The risk of the poor customer experience


It has been an interesting few weeks for me as I progress down a path of changing service providers for my internet.  The key reason for my change was price.  As a side point, for anyone thinking of moving service providers for anything, price should only be one factor, and when you decide it is the primary factor, be careful on what you are sacrificing.

Back, to the key reason for this post.  As someone in risk management, we consider the elements of a business or a project to determine what are events or issues that could cause a loss to the business.  Over the last few weeks I have seen this exact same situation play out with the customer experience.

The customer experience is about the different stages of the customer lifecycle.  The first stage being sales to a new customer, the next is servicing the completion of that customer to fulfillment, then we have dealing with the customer through the term, to the final stage of customer renegotiation or termination.

So, with that in mind, lets discuss what I see are the risks in this experience based on my recent change of internet providers.

The first stage contains primarily risks over regulation and contractual compliance,  The regulatory risks range from misleading potential customers, not informing customers of the appropriate items from a contractual perspective, performing processes incorrectly resulting in customer error and not complying with key legislation.  From a business perspective it is all about managing these risks whilst providing a great customer experience.  My recent experience in this space with my new provider was quite exceptional.  A great phone experience with good customer follow up through SMS alerts.  However, the process execution has failed me.  As we stand today I have migrated to my new provider but I now have no phone service or internet service (this posting is being performed through tethering to my iPhone).
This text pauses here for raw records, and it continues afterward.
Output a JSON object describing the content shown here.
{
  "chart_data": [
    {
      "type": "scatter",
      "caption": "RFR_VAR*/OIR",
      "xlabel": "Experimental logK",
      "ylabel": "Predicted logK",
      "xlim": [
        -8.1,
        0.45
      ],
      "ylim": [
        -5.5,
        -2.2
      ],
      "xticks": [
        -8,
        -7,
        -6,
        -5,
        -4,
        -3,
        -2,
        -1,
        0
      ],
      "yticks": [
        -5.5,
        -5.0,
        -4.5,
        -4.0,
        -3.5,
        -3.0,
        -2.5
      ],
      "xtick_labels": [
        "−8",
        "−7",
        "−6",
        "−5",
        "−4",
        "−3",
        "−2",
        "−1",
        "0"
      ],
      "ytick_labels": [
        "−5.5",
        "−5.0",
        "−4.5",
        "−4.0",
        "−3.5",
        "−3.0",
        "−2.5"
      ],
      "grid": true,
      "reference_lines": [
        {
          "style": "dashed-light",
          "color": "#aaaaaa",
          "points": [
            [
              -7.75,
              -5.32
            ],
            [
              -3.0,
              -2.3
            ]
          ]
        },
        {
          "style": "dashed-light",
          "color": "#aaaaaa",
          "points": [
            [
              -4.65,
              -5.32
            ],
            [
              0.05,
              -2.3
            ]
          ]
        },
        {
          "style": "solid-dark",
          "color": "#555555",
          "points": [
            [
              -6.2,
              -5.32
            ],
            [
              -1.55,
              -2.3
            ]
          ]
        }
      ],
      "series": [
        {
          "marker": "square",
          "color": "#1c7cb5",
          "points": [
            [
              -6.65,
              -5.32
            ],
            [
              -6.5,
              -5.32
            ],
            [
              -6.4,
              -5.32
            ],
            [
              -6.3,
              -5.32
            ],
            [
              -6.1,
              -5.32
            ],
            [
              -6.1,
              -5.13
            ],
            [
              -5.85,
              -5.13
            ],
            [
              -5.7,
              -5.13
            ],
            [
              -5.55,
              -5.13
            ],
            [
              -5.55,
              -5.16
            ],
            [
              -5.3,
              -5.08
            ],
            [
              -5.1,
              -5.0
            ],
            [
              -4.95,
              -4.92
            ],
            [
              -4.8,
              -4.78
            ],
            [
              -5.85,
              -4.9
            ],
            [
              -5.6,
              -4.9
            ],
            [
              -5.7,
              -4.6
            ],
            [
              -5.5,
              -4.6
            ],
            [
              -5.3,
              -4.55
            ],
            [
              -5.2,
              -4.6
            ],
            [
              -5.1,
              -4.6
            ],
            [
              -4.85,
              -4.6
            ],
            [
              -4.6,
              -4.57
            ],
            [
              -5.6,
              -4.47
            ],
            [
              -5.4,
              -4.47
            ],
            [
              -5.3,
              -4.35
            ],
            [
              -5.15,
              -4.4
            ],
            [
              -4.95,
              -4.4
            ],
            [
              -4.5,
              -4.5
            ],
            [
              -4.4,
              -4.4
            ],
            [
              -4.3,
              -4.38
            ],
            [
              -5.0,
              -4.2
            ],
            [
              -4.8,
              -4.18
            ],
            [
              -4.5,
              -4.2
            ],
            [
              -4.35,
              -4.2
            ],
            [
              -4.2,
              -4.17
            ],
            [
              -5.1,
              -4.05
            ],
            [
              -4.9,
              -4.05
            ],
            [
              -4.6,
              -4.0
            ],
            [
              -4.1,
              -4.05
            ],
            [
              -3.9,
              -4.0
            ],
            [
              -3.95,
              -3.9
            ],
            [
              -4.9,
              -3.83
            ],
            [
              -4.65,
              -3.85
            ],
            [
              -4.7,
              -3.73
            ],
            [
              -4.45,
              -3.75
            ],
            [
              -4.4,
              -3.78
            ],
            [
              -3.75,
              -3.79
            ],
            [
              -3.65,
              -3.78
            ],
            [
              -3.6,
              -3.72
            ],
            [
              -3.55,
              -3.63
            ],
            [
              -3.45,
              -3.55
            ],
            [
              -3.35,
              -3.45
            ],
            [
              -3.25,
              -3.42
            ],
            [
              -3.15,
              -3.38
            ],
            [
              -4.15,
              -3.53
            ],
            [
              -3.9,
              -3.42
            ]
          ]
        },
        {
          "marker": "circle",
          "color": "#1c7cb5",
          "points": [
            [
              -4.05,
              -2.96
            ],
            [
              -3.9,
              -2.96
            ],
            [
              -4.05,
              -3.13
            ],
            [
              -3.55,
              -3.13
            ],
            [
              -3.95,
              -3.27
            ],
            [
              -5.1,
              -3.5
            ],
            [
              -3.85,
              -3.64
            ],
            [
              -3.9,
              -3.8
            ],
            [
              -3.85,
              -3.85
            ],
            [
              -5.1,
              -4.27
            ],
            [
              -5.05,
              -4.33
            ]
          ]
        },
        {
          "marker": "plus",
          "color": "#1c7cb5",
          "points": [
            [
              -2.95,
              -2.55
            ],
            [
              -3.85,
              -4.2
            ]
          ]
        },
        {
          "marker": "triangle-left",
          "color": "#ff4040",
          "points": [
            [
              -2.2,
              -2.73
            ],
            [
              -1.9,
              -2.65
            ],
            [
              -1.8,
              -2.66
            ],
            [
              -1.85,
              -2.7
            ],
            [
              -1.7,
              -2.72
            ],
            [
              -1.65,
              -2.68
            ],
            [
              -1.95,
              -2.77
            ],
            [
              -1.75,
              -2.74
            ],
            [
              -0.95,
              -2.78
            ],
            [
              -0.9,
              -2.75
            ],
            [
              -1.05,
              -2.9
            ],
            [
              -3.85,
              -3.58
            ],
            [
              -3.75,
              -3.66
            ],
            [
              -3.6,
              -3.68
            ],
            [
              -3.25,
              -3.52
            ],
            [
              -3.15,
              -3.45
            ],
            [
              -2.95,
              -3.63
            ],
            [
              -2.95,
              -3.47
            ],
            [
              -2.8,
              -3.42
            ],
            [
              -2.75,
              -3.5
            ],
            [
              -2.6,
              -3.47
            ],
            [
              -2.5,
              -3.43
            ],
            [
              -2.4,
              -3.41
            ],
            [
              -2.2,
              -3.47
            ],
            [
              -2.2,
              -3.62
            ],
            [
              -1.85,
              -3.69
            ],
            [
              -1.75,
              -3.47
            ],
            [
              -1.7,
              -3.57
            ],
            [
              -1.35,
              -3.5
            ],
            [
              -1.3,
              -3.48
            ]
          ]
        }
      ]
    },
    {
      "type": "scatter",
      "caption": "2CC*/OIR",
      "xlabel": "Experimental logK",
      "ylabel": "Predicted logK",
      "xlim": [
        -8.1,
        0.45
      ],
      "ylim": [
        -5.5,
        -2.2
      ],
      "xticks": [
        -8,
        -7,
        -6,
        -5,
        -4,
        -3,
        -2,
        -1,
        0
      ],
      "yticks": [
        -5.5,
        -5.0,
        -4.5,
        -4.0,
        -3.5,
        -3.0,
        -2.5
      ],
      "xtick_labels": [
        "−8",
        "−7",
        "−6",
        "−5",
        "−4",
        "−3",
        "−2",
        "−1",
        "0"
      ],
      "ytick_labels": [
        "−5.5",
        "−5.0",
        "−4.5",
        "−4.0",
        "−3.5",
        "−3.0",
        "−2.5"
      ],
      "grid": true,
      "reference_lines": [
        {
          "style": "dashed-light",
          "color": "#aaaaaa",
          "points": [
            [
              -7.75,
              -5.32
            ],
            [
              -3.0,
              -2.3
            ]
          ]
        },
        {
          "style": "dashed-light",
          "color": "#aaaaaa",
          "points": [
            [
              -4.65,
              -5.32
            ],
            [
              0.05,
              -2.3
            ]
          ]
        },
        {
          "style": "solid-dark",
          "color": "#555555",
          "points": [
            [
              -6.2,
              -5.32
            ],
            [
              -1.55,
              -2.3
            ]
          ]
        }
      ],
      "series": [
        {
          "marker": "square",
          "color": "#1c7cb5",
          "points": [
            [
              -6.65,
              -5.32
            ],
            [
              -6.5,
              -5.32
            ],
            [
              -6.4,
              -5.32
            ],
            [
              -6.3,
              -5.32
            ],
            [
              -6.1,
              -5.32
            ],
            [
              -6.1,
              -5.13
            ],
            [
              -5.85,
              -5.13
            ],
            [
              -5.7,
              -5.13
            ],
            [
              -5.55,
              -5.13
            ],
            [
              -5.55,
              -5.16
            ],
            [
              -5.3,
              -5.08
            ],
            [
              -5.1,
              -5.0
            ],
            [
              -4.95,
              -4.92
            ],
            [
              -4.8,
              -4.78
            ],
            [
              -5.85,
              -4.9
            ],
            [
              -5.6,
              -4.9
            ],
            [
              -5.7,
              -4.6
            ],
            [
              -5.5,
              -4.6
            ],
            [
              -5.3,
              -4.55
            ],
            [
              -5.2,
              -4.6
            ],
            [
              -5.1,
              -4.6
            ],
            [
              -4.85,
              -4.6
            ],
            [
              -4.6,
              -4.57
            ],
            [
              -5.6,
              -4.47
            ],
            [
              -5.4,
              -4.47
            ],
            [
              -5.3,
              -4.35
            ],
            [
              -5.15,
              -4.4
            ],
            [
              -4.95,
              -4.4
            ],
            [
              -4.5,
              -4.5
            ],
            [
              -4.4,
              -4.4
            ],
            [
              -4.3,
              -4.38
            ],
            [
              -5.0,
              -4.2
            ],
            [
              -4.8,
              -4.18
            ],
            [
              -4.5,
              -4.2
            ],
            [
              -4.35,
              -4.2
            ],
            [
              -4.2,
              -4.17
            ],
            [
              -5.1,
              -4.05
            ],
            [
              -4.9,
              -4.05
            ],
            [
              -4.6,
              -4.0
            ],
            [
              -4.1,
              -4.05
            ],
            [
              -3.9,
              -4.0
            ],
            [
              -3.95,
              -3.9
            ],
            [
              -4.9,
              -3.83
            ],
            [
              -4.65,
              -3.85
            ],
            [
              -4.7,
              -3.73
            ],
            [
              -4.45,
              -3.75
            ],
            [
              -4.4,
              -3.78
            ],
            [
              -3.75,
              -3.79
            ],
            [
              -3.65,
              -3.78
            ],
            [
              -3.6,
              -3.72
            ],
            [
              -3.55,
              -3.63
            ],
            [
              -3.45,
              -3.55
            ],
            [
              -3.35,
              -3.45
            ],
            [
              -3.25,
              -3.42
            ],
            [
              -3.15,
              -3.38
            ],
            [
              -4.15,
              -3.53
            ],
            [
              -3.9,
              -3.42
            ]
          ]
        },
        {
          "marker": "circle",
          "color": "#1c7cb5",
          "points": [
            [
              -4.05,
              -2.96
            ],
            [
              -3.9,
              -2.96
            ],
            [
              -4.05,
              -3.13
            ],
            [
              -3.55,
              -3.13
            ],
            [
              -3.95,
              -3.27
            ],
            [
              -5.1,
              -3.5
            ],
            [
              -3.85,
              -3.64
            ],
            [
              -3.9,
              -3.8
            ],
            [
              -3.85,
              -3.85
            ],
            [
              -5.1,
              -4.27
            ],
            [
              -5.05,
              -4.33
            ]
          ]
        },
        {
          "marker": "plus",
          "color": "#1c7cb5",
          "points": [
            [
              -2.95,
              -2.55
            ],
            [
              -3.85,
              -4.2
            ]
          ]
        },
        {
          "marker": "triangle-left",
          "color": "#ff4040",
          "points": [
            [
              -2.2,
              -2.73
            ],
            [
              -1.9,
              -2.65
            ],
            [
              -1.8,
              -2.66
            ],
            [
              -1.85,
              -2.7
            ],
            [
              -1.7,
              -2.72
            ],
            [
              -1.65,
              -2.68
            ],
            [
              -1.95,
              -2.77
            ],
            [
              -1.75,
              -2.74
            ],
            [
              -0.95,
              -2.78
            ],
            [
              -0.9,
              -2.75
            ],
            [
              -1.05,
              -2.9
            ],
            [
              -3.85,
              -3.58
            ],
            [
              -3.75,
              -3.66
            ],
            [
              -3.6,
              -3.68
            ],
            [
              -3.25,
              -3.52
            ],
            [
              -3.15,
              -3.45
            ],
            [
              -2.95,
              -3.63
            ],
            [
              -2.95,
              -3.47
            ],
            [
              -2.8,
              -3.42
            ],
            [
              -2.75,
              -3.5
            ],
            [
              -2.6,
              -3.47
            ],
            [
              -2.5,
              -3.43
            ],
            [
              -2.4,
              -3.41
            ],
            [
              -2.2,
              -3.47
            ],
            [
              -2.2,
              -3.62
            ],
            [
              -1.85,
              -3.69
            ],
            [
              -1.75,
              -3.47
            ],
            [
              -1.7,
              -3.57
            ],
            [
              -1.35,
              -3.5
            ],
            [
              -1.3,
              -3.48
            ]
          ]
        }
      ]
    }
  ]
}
That then leads me to the next stage – servicing the customer to fulfillment.  The biggest risk here is operational risks and these impacting the customer.  Just as they have for me.  In addition, you are also providing the customer with “word-of-mouth” information.  For me, this has been a big fail for my new provider.  The onus is on me to recontact them when things don’t work and when you do you are made to feel that it is your fault (yet, prior to transfer everything was working fine).  It is clear to me that people focus on the sale and then once they have it, you wait over 20 minutes to get through to technical support.  They advise you to call back, because perhaps the problem is still being resolved.  When it has not been resolved, the technician can’t help you, he can just refer to someone else who can only come in a few business days.  These people then just follow a process and even inform you “whilst your ADSL isn’t working you can use a dial-up”…..ummmm, please stop there.  If my phone line isn’t working how can I use a dial-up.  Response, “good point”.  Effectively they don’t solve problems, just defer them to others!  For instance, it is up to me to contact customer service now to get any credit/rebate.  Another 20-30 minute wait time and I will then need to argue my point.  You all catch my drift, but this is a classic example of not addressing your fulfillment risks.

The risks will dealing with the customer through the term are fairly consistent with the above.  Operational risk and compliance risk are clearly the biggest two.  This stage is where it is even harder to get good customer service, with some exceptions, and tends to influence whether in the next stage you keep the customer.  However, by the time most companies get near the end of this stage, they have already helped the customer decide their fate for the last stage.

The last stage is about the customer decision to stay and go, and unfortunately you really cannot manage the risks much at this stage, other than playing with price and/or potentially providing revolutionary new functionality.

Anyway, that is my take on the risks of the customer experience and using my example how perhaps to manage the risks better and more effectively.


Scott North has extensive experience in enterprise risk management, internal audit, operational risk and compliance, risk strategy, scenario planning, technology risk, technology business analysis, systems design, financial accounting, and management accounting. Scott is a Fellow of the Australian Institute of Chartered Accountants with a Masters Degree from the University of Melbourne in Business and Information Technology. Scott is also a Fellow of the University of Melbourne.